The recent surveys confirm another important aspect. Only 21% of family business representatives say they required additional capital in 2020 when other companies raised a record USD 3.6 trillion from public investors to ensure liquidity. Moreover, family businesses that took part in the FBN and PwC survey expect a return to steady growth by 2022.
This is good news for the world economy because according to the Oxford Review of Economic Policy estimates family business contributes more than half of GDP and two-thirds of employment.
However, to develop in the modern world one requires dynamics and innovations — a rethinking of one’s priorities and behaviors, including increasing investment in the digital tools necessary for economic resilience. That is where family businesses are not setting trends. Even though four out of five (80%) respondents say that initiatives related to digitalization, innovations, and technologies are a top priority, progress in these areas has been slow. Only 19% state that they fully use their digital capabilities, and 62% believe they have a long way to go in this area.
Family business owners want, above all, to create a company that makes a positive impact and a decent legacy for future generations. They have earned a reputation for prioritizing their employees and the communities they work in. The survey respondents have also shown a desire to be leaders in the area of sustainability, but their progress has been slow — only 37% have a sustainability strategy in place.

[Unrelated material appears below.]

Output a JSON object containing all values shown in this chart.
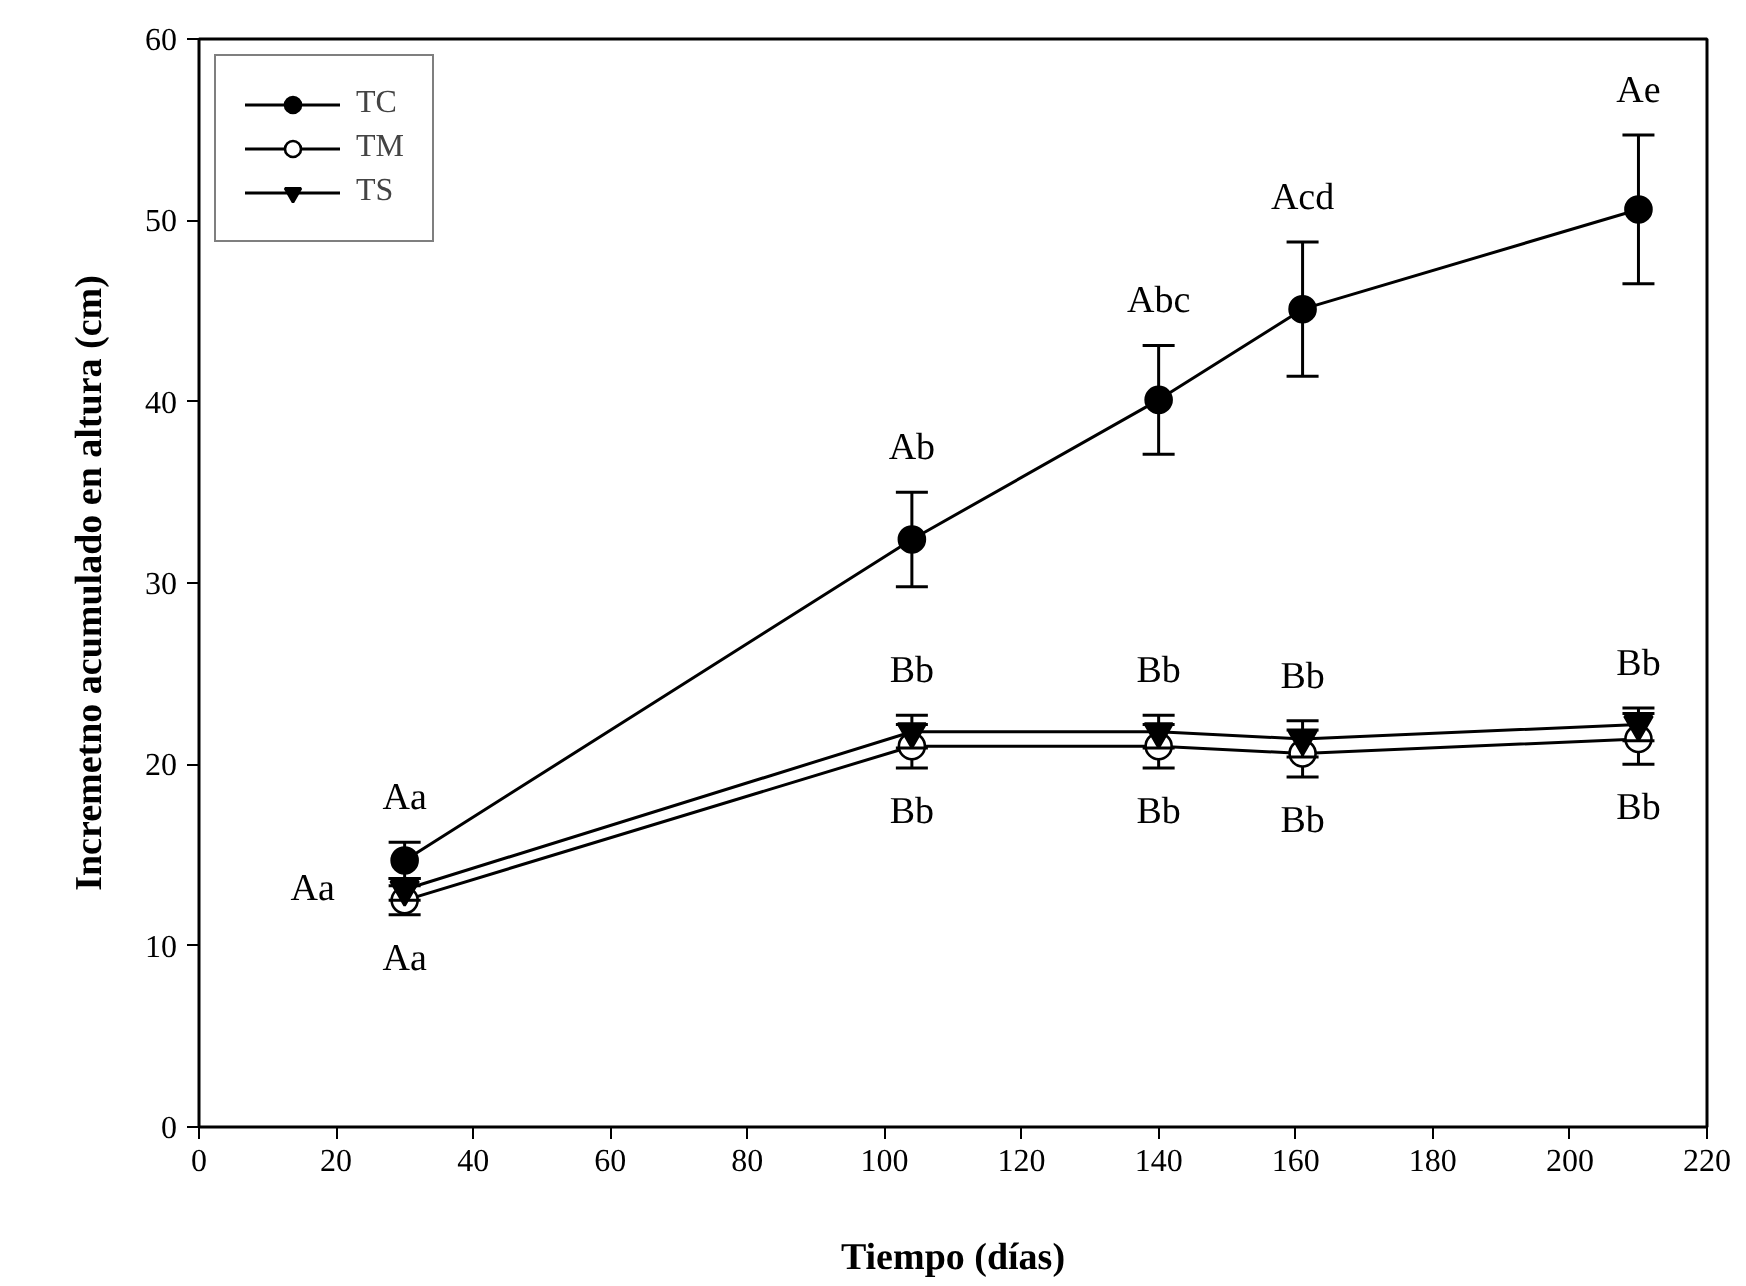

Family businesses think about the total impact of their activity on society. Over 80% engage in social responsibility activities; in particular, 42% claim to be engaged in philanthropy. However, experts assure that sustainability needs to be central to their business activities, rather than simply embedded within their philanthropic activities.
The key facts:
- Trust: according to the Edelman Trust Barometer 2020 report, 67% of respondents trusted family businesses, while the percent of respondents who trusted other companies was smaller (58%).
- High economic resilience: 79% of the FBN and PwC survey respondents say they needed no additional capital in 2020, and only one-third (34%) has cut dividends during the crisis. In general, only one out of five enterprises (21%) needed to access extra capital; 15% of the owners are investing more of their own money, and 23% say they are ready to act like this if necessary. 64% expect to grow in 2021.
- Digital transformations: nowadays, only 38% of family businesses are sure of their digital capabilities; but in 2018, 80% were worried about innovations and technologies, and 57% said they would invest in them.
- Social responsibility: over 80% of family businesses engage in social responsibility activities, 42% are engaged in philanthropy.